Here the boy would linger for hours, never weary of studying every detail of this faultless shrine. With envious eyes he gazed upon the kneeling figures of Adam Krafft and his two fellow-laborers, who, carved in stone, now supported the treasure their hands had wrought. Surely this was the crowning summit of human ambition--to live thus forever in the house of God, and before the eyes of men, a part of the very work which had ennobled the artist's life. Ah! if he, the despised humpback, could but descend to posterity immortalized by the labor of his hands. What to the dreaming lad was the picture of Adam Krafft dying in a hospital, poor, unfriended, and alone, in the midst of a city his genius had enriched?
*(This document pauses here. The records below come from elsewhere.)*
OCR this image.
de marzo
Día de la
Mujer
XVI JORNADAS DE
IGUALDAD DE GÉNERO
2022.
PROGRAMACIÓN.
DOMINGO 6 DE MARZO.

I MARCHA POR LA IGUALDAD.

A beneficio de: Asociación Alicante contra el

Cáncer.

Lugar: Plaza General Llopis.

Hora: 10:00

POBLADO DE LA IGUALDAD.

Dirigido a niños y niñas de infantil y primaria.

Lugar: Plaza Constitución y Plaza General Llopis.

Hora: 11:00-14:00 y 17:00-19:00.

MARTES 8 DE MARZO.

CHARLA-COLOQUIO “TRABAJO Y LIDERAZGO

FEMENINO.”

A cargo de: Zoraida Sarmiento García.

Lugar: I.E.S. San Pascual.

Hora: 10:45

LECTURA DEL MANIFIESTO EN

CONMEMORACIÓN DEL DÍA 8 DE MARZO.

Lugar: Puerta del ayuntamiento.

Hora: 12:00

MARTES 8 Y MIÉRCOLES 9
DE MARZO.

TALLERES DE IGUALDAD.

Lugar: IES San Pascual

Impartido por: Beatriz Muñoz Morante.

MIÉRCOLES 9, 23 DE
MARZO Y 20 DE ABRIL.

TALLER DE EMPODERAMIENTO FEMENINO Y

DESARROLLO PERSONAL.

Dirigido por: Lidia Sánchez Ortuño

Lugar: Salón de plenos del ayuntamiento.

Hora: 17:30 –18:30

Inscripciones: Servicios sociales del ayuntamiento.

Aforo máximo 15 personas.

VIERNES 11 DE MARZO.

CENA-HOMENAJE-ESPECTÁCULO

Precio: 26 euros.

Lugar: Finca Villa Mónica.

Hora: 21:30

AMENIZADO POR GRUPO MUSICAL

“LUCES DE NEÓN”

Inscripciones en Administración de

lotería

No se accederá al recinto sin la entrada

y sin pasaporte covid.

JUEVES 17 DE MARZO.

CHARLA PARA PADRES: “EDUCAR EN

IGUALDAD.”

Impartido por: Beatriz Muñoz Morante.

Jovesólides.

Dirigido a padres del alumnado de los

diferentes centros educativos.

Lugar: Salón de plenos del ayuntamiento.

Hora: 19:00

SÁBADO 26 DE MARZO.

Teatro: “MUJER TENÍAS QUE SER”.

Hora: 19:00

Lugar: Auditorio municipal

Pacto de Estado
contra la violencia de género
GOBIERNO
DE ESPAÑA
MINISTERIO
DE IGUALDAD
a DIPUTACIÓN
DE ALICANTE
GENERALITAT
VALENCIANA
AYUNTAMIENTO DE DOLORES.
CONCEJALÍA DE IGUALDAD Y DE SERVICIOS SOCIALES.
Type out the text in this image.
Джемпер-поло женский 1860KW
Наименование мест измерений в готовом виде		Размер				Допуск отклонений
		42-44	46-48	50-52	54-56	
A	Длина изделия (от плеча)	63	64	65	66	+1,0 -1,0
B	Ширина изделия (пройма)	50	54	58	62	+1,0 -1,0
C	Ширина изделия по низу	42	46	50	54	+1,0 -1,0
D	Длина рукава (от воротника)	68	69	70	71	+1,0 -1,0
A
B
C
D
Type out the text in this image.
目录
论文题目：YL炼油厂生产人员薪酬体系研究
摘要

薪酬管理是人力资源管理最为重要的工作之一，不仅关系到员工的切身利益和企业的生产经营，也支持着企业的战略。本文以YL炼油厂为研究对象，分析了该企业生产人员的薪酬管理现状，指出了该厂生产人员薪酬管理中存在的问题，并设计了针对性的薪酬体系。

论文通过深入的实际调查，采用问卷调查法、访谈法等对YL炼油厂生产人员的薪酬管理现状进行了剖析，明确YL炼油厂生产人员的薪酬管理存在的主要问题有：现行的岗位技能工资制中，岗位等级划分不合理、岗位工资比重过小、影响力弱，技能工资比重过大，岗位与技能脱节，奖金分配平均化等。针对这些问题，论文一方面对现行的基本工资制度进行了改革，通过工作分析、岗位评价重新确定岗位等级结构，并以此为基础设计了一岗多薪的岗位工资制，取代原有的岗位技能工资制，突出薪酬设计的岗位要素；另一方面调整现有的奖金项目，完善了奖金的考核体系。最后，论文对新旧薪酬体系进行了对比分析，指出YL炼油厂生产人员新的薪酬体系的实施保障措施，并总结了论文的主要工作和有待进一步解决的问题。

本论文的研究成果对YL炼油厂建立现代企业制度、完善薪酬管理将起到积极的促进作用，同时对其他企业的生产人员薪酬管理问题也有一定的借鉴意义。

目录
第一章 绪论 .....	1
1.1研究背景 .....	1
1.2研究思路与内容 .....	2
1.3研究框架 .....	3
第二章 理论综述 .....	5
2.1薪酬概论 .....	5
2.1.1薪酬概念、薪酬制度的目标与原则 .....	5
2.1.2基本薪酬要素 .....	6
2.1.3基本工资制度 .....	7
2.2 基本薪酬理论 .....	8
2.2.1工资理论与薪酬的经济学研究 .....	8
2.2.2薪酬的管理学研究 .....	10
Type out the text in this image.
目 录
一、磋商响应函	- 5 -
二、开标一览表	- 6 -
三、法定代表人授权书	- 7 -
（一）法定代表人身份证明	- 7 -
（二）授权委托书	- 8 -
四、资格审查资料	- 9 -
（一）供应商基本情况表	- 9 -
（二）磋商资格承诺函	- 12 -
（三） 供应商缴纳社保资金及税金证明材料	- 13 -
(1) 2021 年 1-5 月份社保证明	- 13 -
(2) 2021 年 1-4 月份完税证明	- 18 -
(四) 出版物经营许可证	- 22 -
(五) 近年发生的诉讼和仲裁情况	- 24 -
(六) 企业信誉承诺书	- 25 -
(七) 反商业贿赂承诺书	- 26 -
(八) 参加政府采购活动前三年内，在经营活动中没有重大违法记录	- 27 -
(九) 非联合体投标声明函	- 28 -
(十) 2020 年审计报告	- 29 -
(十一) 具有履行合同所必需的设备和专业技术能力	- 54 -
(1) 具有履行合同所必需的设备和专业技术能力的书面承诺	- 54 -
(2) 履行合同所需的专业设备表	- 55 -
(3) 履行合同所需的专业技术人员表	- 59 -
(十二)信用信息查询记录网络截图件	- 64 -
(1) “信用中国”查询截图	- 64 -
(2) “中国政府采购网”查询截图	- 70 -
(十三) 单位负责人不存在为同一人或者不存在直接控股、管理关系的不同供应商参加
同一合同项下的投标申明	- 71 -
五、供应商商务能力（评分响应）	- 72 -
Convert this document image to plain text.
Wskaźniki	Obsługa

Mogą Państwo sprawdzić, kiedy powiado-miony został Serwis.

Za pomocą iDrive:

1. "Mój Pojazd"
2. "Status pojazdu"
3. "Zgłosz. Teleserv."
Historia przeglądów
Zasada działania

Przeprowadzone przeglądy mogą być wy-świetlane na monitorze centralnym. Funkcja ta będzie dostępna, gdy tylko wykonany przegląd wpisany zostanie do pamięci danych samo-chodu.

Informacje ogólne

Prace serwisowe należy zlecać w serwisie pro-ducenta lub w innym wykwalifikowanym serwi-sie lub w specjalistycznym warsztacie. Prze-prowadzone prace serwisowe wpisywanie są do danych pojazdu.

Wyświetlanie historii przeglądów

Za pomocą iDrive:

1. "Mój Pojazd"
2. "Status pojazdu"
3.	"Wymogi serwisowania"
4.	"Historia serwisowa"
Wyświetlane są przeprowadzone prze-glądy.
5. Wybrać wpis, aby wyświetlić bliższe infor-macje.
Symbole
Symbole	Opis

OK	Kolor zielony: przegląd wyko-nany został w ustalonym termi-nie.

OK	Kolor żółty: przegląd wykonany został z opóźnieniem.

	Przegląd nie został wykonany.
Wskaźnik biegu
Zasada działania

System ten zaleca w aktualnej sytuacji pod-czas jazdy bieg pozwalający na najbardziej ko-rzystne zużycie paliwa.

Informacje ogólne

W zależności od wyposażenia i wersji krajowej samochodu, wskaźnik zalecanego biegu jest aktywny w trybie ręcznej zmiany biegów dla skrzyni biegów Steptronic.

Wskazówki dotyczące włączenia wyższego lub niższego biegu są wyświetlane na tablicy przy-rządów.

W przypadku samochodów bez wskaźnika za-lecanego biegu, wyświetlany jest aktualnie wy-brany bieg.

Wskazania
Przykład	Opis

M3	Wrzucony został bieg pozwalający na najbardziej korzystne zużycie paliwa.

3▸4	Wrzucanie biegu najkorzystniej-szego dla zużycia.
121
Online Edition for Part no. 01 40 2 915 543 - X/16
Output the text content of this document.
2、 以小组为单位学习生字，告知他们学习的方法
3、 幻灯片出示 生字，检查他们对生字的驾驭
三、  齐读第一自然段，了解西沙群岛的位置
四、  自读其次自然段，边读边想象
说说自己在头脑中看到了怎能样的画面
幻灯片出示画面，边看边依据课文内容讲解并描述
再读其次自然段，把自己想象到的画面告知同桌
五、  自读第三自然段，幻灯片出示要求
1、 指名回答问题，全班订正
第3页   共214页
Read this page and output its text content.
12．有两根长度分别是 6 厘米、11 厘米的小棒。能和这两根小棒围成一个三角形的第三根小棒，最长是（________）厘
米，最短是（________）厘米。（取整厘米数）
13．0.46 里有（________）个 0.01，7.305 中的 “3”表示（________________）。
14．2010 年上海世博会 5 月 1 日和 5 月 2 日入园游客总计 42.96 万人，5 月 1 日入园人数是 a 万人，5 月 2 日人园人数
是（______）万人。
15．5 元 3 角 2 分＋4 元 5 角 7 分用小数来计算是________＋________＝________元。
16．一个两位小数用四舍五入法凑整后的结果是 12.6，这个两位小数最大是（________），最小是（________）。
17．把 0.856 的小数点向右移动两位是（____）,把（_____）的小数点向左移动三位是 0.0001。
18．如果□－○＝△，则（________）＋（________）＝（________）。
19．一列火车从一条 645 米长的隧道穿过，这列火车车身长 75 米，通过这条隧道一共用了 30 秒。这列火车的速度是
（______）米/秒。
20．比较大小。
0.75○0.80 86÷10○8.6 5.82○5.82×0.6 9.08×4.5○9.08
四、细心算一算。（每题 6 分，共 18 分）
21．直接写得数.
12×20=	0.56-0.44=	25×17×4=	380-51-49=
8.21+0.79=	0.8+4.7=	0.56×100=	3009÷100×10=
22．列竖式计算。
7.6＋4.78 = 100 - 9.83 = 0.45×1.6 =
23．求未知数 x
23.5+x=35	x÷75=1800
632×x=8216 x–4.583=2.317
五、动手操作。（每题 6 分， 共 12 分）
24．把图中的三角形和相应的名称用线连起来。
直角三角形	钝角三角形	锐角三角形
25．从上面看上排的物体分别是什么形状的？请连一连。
What was it to him that Nuremberg, which now heaped honors on the dead, had denied bread to the living? Such bitter truths come not to the young. They are the heritage of age, and Gabriel was but a boy, with all a boy's fond hopes and aspirations. Often as he studied the graceful beauty of the Sacrament House, where, cut in the pure white stone, he saw the Last Supper and Christ blessing little children, he wondered whether among those Jewish boys and girls was one who, deformed and repulsive to the eye, yet felt the Saviour's loving touch and was comforted.

A few more years rolled by, and each succeeding spring saw Kala taller and prettier, and Gabriel working harder still at his laborious art. Not so engrossed, however, but that he knew that Kala was fair, and that when her soft fingers touched his a swift and sudden fire leaped through his heart. Kala's beauty lurked in his dreams by night and in his long, solitary days of toil, and became the motive power of all his best endeavors. If he should gain wealth, it would be but to lay it at her feet. If he, the desolate waif, should win fame and distinction, it would be but to gild her name with his. Surely these things must be some recompense in a woman's eyes for a pale face and a stunted form; and Gabriel, lost in foolish dreams, worked on.